Não há nada de novo em um homem fumando na
janela de um prédio numa cidade cheia de prédios
numa tarde tranqüila de domingo.
Não há nada de novo nem de interessante na
forma como esse homem tem o olhar perdido no horizonte e
na fumaça.
Não há nada de novo no prazer discreto daquele
cigarro (passageiro) naquela janela (uma entre tantas) daquela
cidade no sul do sul do continente americano, naquela tarde
de domingo como tantas antes - antes dele mesmo, o homem
na janela, ter fumado seu primeiro cigarro.
Não há nada de novo na janela, no cigarro,
nem no homem. Amanhã será mais uma segunda-feira.
Ele acordará cedo e estará cedo no metrô,
mais um entre tantas pessoas - quem sabe você mesmo,
que agora está lendo esta crônica, não
tenha cruzado um dia com o homem que agora (e o que é
o agora?) fuma para o ar manso do domingo?

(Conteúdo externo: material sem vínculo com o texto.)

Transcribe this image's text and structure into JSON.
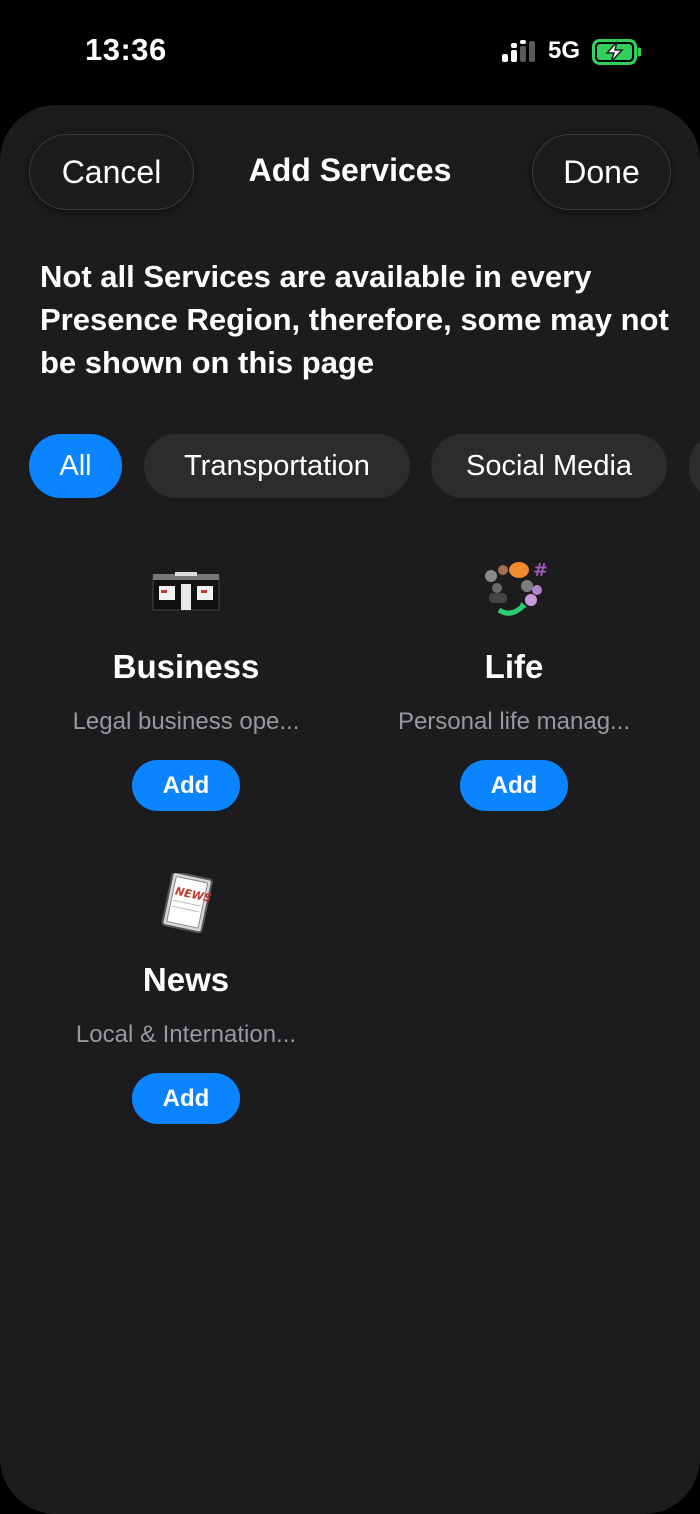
{
  "status_bar": {
    "time": "13:36",
    "network": "5G"
  },
  "header": {
    "cancel_label": "Cancel",
    "title": "Add Services",
    "done_label": "Done"
  },
  "notice": "Not all Services are available in every Presence Region, therefore, some may not be shown on this page",
  "filters": [
    {
      "label": "All",
      "selected": true
    },
    {
      "label": "Transportation",
      "selected": false
    },
    {
      "label": "Social Media",
      "selected": false
    }
  ],
  "services": [
    {
      "name": "Business",
      "description": "Legal business ope...",
      "add_label": "Add",
      "icon": "storefront-icon"
    },
    {
      "name": "Life",
      "description": "Personal life manag...",
      "add_label": "Add",
      "icon": "social-people-icon"
    },
    {
      "name": "News",
      "description": "Local & Internation...",
      "add_label": "Add",
      "icon": "newspaper-icon"
    }
  ],
  "colors": {
    "accent": "#0a84ff",
    "sheet_background": "#1c1c1e",
    "chip_background": "#2c2c2e",
    "secondary_text": "#98989d",
    "battery": "#30d158"
  }
}
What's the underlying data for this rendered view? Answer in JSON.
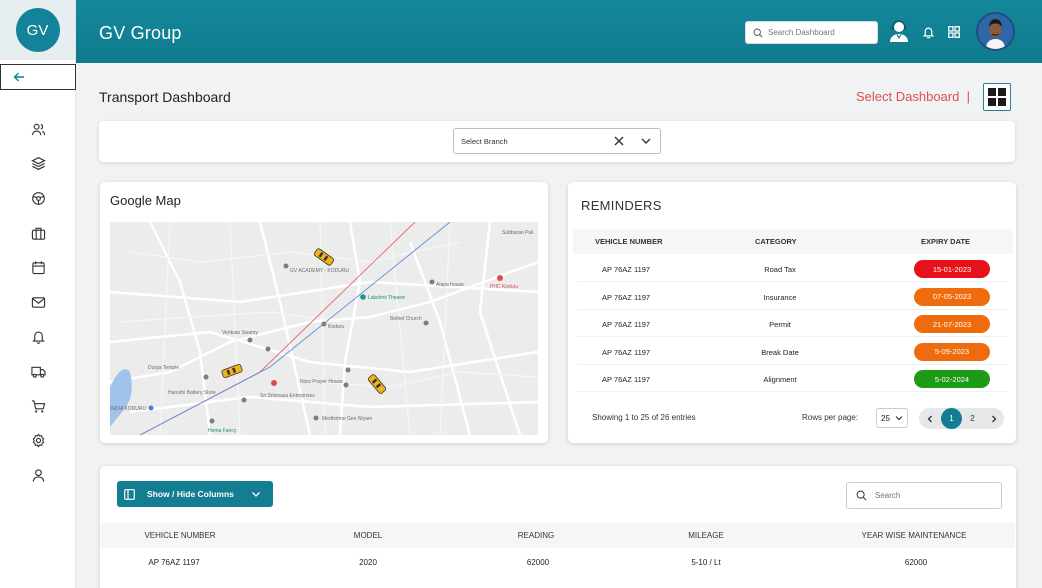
{
  "sidebar": {
    "logo_text": "GV",
    "items": [
      {
        "icon": "users-icon"
      },
      {
        "icon": "layers-icon"
      },
      {
        "icon": "steering-wheel-icon"
      },
      {
        "icon": "briefcase-icon"
      },
      {
        "icon": "calendar-icon"
      },
      {
        "icon": "mail-icon"
      },
      {
        "icon": "bell-icon"
      },
      {
        "icon": "truck-icon"
      },
      {
        "icon": "cart-icon"
      },
      {
        "icon": "settings-icon"
      },
      {
        "icon": "user-icon"
      }
    ]
  },
  "header": {
    "title": "GV Group",
    "search_placeholder": "Search Dashboard"
  },
  "page": {
    "title": "Transport Dashboard",
    "select_dashboard": "Select Dashboard",
    "separator": "|"
  },
  "branch": {
    "placeholder": "Select Branch"
  },
  "map": {
    "title": "Google Map",
    "labels": [
      "Subbarao Puli",
      "GV ACADEMY - KODURU",
      "Lakshmi Theatre",
      "PHC Koduru",
      "Alapa house",
      "Koduru",
      "Bethel Church",
      "Venkata Swamy",
      "Durga Temple",
      "Nizsi Prayer House",
      "Sri Srinivasa Enterprises",
      "Hanuthi Battery Store",
      "INDIA KODURU",
      "Hema Fancy",
      "Medhirtme Gen Niyam"
    ]
  },
  "reminders": {
    "title": "REMINDERS",
    "columns": [
      "VEHICLE NUMBER",
      "CATEGORY",
      "EXPIRY DATE"
    ],
    "rows": [
      {
        "vehicle": "AP 76AZ 1197",
        "category": "Road Tax",
        "expiry": "15-01-2023",
        "color": "#e5121b"
      },
      {
        "vehicle": "AP 76AZ 1197",
        "category": "Insurance",
        "expiry": "07-05-2023",
        "color": "#ef6c0e"
      },
      {
        "vehicle": "AP 76AZ 1197",
        "category": "Permit",
        "expiry": "21-07-2023",
        "color": "#ef6c0e"
      },
      {
        "vehicle": "AP 76AZ 1197",
        "category": "Break Date",
        "expiry": "5-09-2023",
        "color": "#ef6c0e"
      },
      {
        "vehicle": "AP 76AZ 1197",
        "category": "Alignment",
        "expiry": "5-02-2024",
        "color": "#1c9b17"
      }
    ],
    "footer": "Showing 1 to 25 of 26 entries",
    "rows_per_page_label": "Rows per page:",
    "rows_per_page": "25",
    "pages": [
      "1",
      "2"
    ],
    "current_page": "1"
  },
  "table": {
    "show_hide_label": "Show / Hide Columns",
    "search_placeholder": "Search",
    "columns": [
      "VEHICLE NUMBER",
      "MODEL",
      "READING",
      "MILEAGE",
      "YEAR WISE MAINTENANCE"
    ],
    "rows": [
      {
        "vehicle": "AP 76AZ 1197",
        "model": "2020",
        "reading": "62000",
        "mileage": "5-10 / Lt",
        "maintenance": "62000"
      }
    ]
  },
  "colors": {
    "primary": "#137d92",
    "accent_red": "#d9534f"
  }
}
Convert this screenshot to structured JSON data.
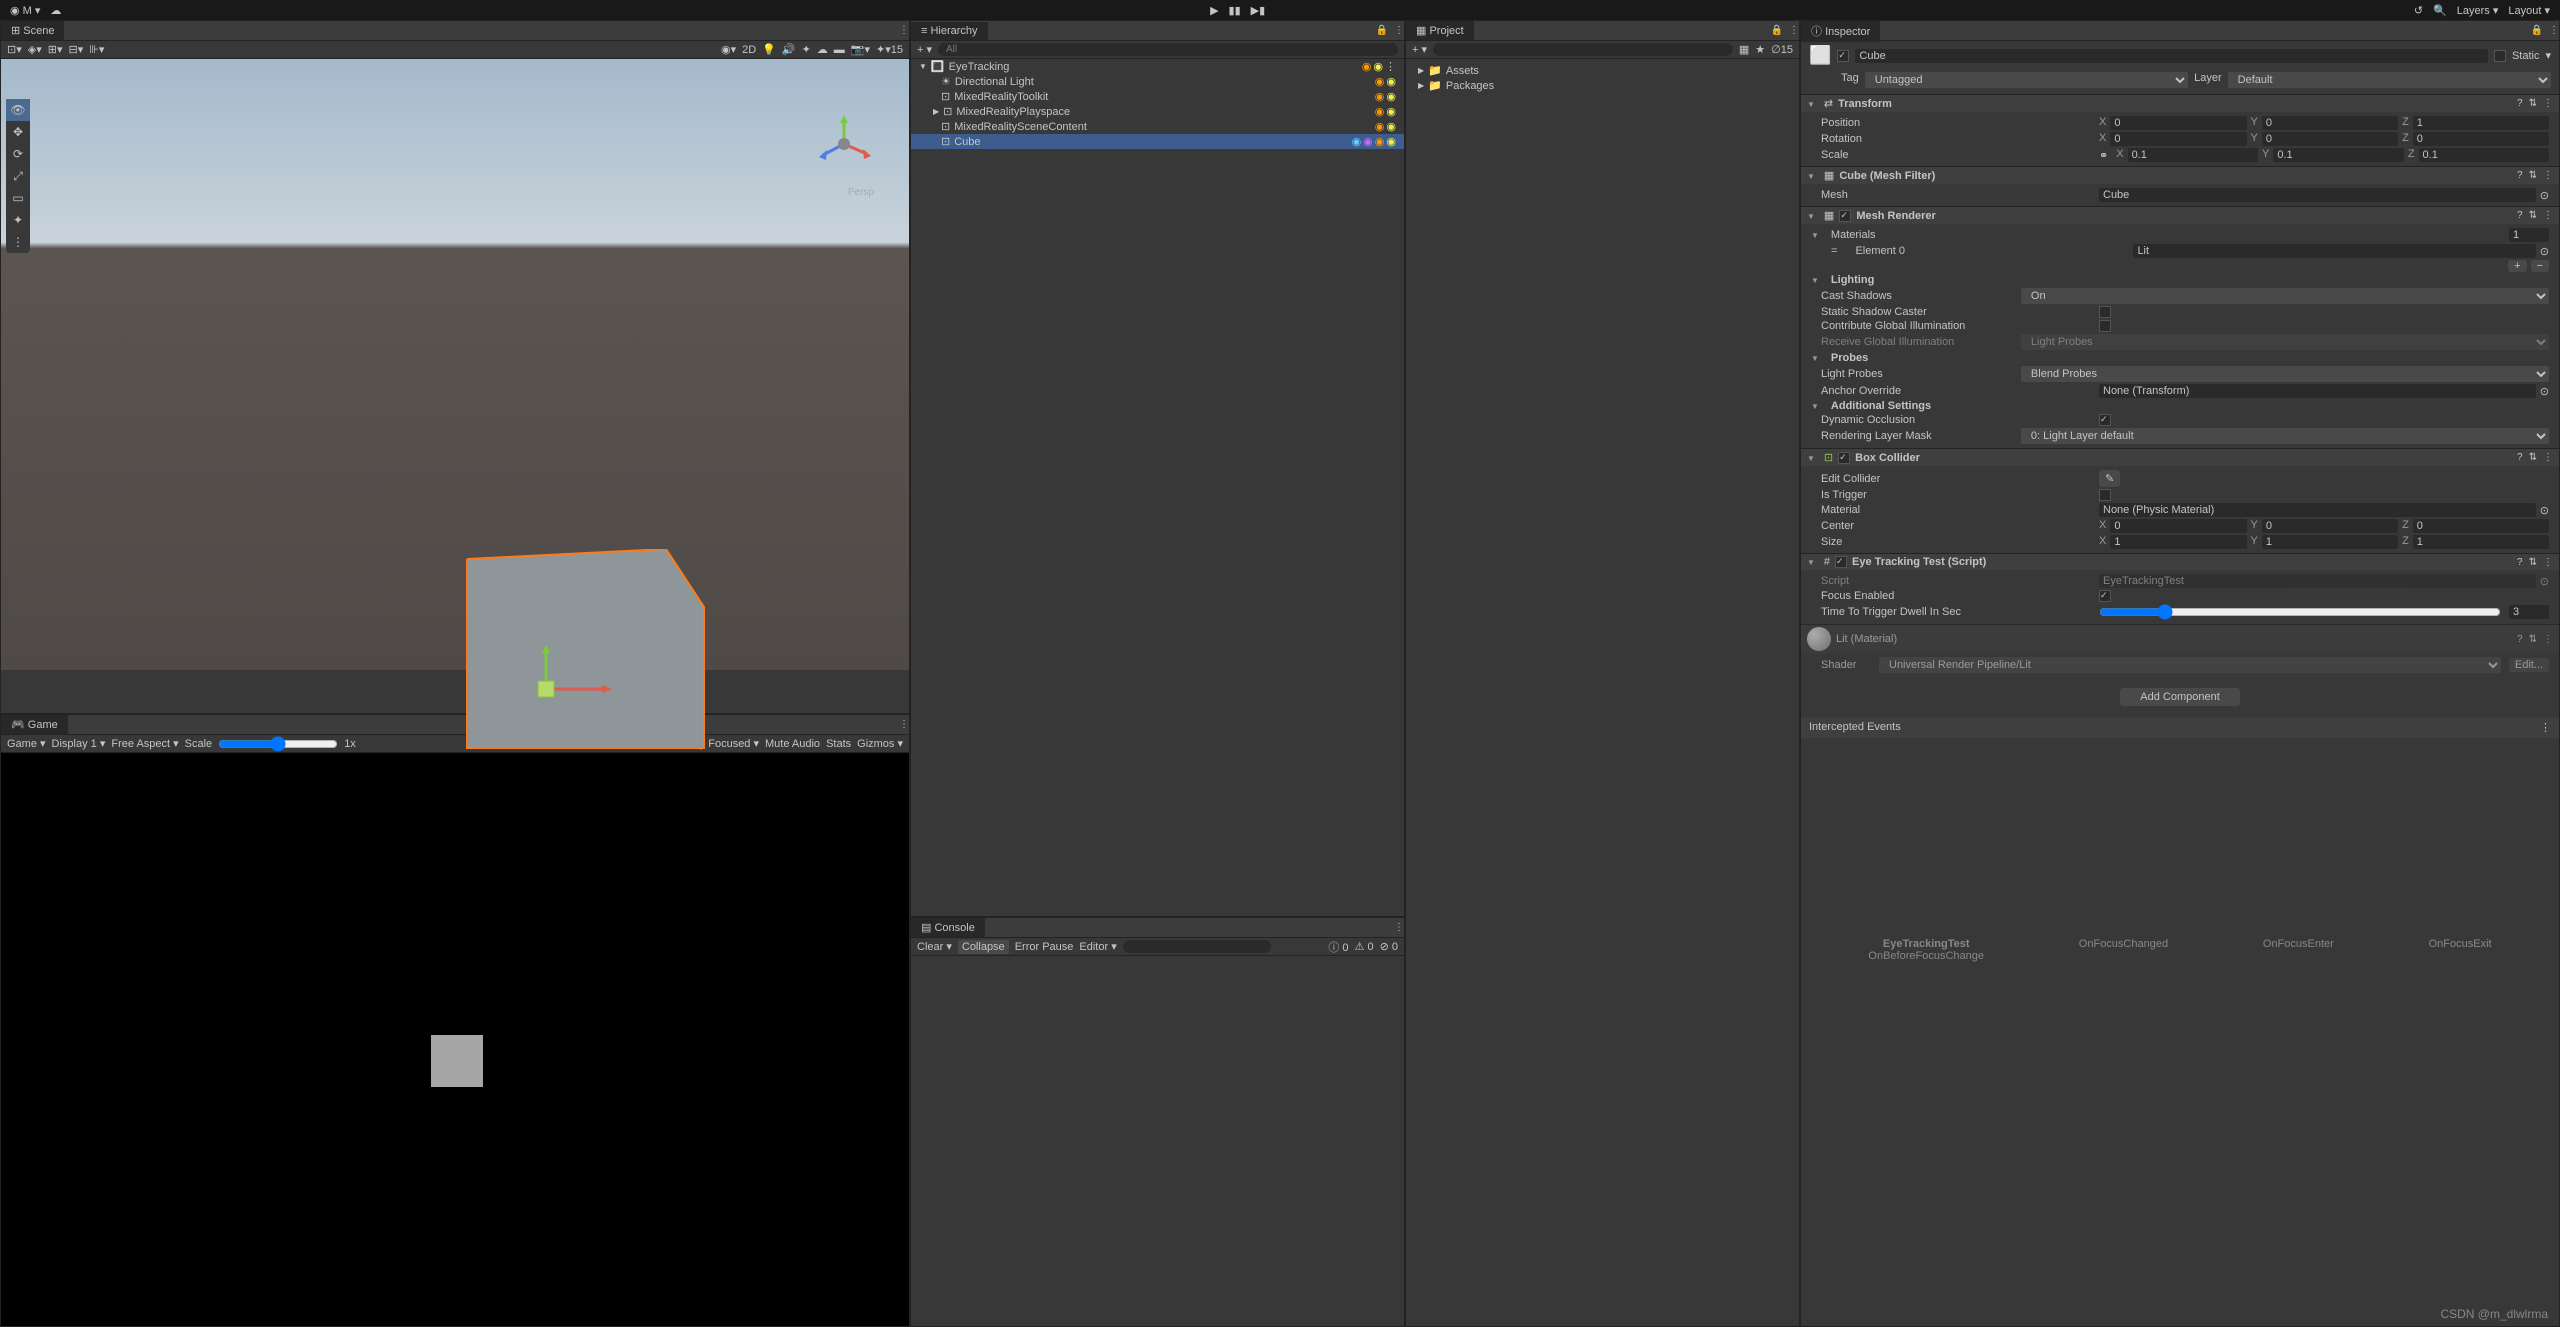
{
  "toolbar": {
    "user": "M",
    "play_icons": [
      "play",
      "pause",
      "step"
    ],
    "layers_label": "Layers",
    "layout_label": "Layout"
  },
  "scene": {
    "tab": "Scene",
    "controls": [
      "2D"
    ],
    "gizmo_count": "15",
    "persp_label": "Persp"
  },
  "game": {
    "tab": "Game",
    "game_label": "Game",
    "display": "Display 1",
    "aspect": "Free Aspect",
    "scale_label": "Scale",
    "scale_value": "1x",
    "play_focused": "Play Focused",
    "mute": "Mute Audio",
    "stats": "Stats",
    "gizmos": "Gizmos"
  },
  "hierarchy": {
    "tab": "Hierarchy",
    "search_ph": "All",
    "scene_name": "EyeTracking",
    "items": [
      {
        "name": "Directional Light",
        "indent": 1
      },
      {
        "name": "MixedRealityToolkit",
        "indent": 1
      },
      {
        "name": "MixedRealityPlayspace",
        "indent": 1
      },
      {
        "name": "MixedRealitySceneContent",
        "indent": 1
      },
      {
        "name": "Cube",
        "indent": 1,
        "selected": true
      }
    ]
  },
  "console": {
    "tab": "Console",
    "clear": "Clear",
    "collapse": "Collapse",
    "error_pause": "Error Pause",
    "editor": "Editor",
    "counts": {
      "info": "0",
      "warn": "0",
      "error": "0"
    }
  },
  "project": {
    "tab": "Project",
    "assets": "Assets",
    "packages": "Packages"
  },
  "inspector": {
    "tab": "Inspector",
    "obj_name": "Cube",
    "static_label": "Static",
    "tag_label": "Tag",
    "tag_value": "Untagged",
    "layer_label": "Layer",
    "layer_value": "Default",
    "transform": {
      "title": "Transform",
      "pos": {
        "label": "Position",
        "x": "0",
        "y": "0",
        "z": "1"
      },
      "rot": {
        "label": "Rotation",
        "x": "0",
        "y": "0",
        "z": "0"
      },
      "scale": {
        "label": "Scale",
        "x": "0.1",
        "y": "0.1",
        "z": "0.1"
      }
    },
    "meshfilter": {
      "title": "Cube (Mesh Filter)",
      "mesh_label": "Mesh",
      "mesh_value": "Cube"
    },
    "meshrenderer": {
      "title": "Mesh Renderer",
      "materials": "Materials",
      "mat_count": "1",
      "element0": "Element 0",
      "element0_val": "Lit",
      "lighting": "Lighting",
      "cast_shadows": "Cast Shadows",
      "cast_shadows_val": "On",
      "static_caster": "Static Shadow Caster",
      "contribute_gi": "Contribute Global Illumination",
      "receive_gi": "Receive Global Illumination",
      "receive_gi_val": "Light Probes",
      "probes": "Probes",
      "light_probes": "Light Probes",
      "light_probes_val": "Blend Probes",
      "anchor": "Anchor Override",
      "anchor_val": "None (Transform)",
      "additional": "Additional Settings",
      "dyn_occ": "Dynamic Occlusion",
      "render_mask": "Rendering Layer Mask",
      "render_mask_val": "0: Light Layer default"
    },
    "boxcollider": {
      "title": "Box Collider",
      "edit": "Edit Collider",
      "trigger": "Is Trigger",
      "material": "Material",
      "material_val": "None (Physic Material)",
      "center": "Center",
      "center_v": {
        "x": "0",
        "y": "0",
        "z": "0"
      },
      "size": "Size",
      "size_v": {
        "x": "1",
        "y": "1",
        "z": "1"
      }
    },
    "eyetracking": {
      "title": "Eye Tracking Test (Script)",
      "script": "Script",
      "script_val": "EyeTrackingTest",
      "focus": "Focus Enabled",
      "dwell": "Time To Trigger Dwell In Sec",
      "dwell_val": "3"
    },
    "material": {
      "title": "Lit (Material)",
      "shader_label": "Shader",
      "shader_val": "Universal Render Pipeline/Lit",
      "edit_btn": "Edit..."
    },
    "add_component": "Add Component",
    "intercepted": "Intercepted Events",
    "events": {
      "title": "EyeTrackingTest",
      "e1": "OnBeforeFocusChange",
      "e2": "OnFocusChanged",
      "e3": "OnFocusEnter",
      "e4": "OnFocusExit"
    }
  },
  "watermark": "CSDN @m_dlwlrma"
}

Não importa: nem o domingo, nem o vento, nem o homem
e você passando ao lado um do outro. Provavelmente
você tenha desviado o olhar e ele feito o mesmo. Porque
para que não invadam a minha privacidade eu concordei
em apenas olhar com discrição a vida alheia.
Em ser dissimulado na minha curiosidade por você,
ser igualmente anônimo, perdido ou escondido na multidão,
no tempo, nos sentidos da vida apesar do esforço
contínuo para lembrar-se e esquecer-se dela, a vida.
E quem me garante, a mim, que passo por você anonimamente
nas segundas-feiras, que você não era o homem
fumando na janela no domingo à tarde? E por que eu
me pergunto essas besteiras e estou tomando o seu tempo
e gastando os seus preciosos olhos nestas linhas incertas
que reportam a singela poesia que tem um homem que fuma
para o nada e observa displicente de cima de sua janela
os dois filhotes de cão brincando num quintal vizinho
e escuta as vozes das duas únicas crianças
que venceram as tentações eletrodomésticas
para passar um na casa do outro e descerem juntos para o
terraço?
Por que, meu amigo ou minha amiga, eu gasto o meu tempo
e o seu tempo escrevendo estas linhas, sendo que estatisticamente
as chances de você e eu nos conhecermos é ínfima?
Segundo os matemáticos e as pessoas bem informadas
e bem-pensantes, existem milhares de habitantes nessa cidade
imensa. Todos têm funções mesmo que
cerca de 14% esteja desempregado e procurando emprego. Todos
existem e comem, apesar de alguns estarem tentando emagrecer
(sem conseguir) ou muitos estarem tentando engordar (também
sem sucesso). E - apesar dessa complicação
tamanha para fazer funcionar essa cidade tão complexa
e poderosa – os moradores ficam cara a cara uns com
os outros e não se dirigem palavra. Ou o que é
mais curioso ou estranho ou triste ou engraçado ou
estúpido ou normal ou banal - é que dentro
de um ônibus cheio algumas pessoas conversem com outras
pessoas que estejam a quilômetros dali. Afinal o que
importa que eu viva minha vida privada em público?
O que isso quer dizer? E por que você está
me fazendo pensar essas coisas? E ainda pior: por que eu
estou me dando ao trabalho de continuar lendo essas palavras?
Por que eu quero ver onde você, autor desse texto,
quer chegar? Por que você não se contenta em
continuar fingindo não ver as pessoas que estão
ao seu redor e que você já não pode
confiar numa pessoa só porque não a conhece?
Talvez seja melhor para você parar de ler agora. Talvez
essa medida precavida impeça ou ao menos reduza a
frustração decorrente da sensação
ao final do texto de que o autor não teria uma resposta
para esse nosso problema. E se ele, apenas por sadismo ou
por pura travessura estiver me encantando, me seduzindo,
para eu continuar seguindo as letras que ele escolheu a
dedo, datilografou, que ele revisou e editou especialmente
para mim, e no final ele me deixe sozinho sentido que não
valeu a pena, e eu não possa desengasgar dizendo-lhe
uma indecência? Talvez seja por isso que o autor fuma
seu cigarro na janela nessa tarde tranqüila de domingo.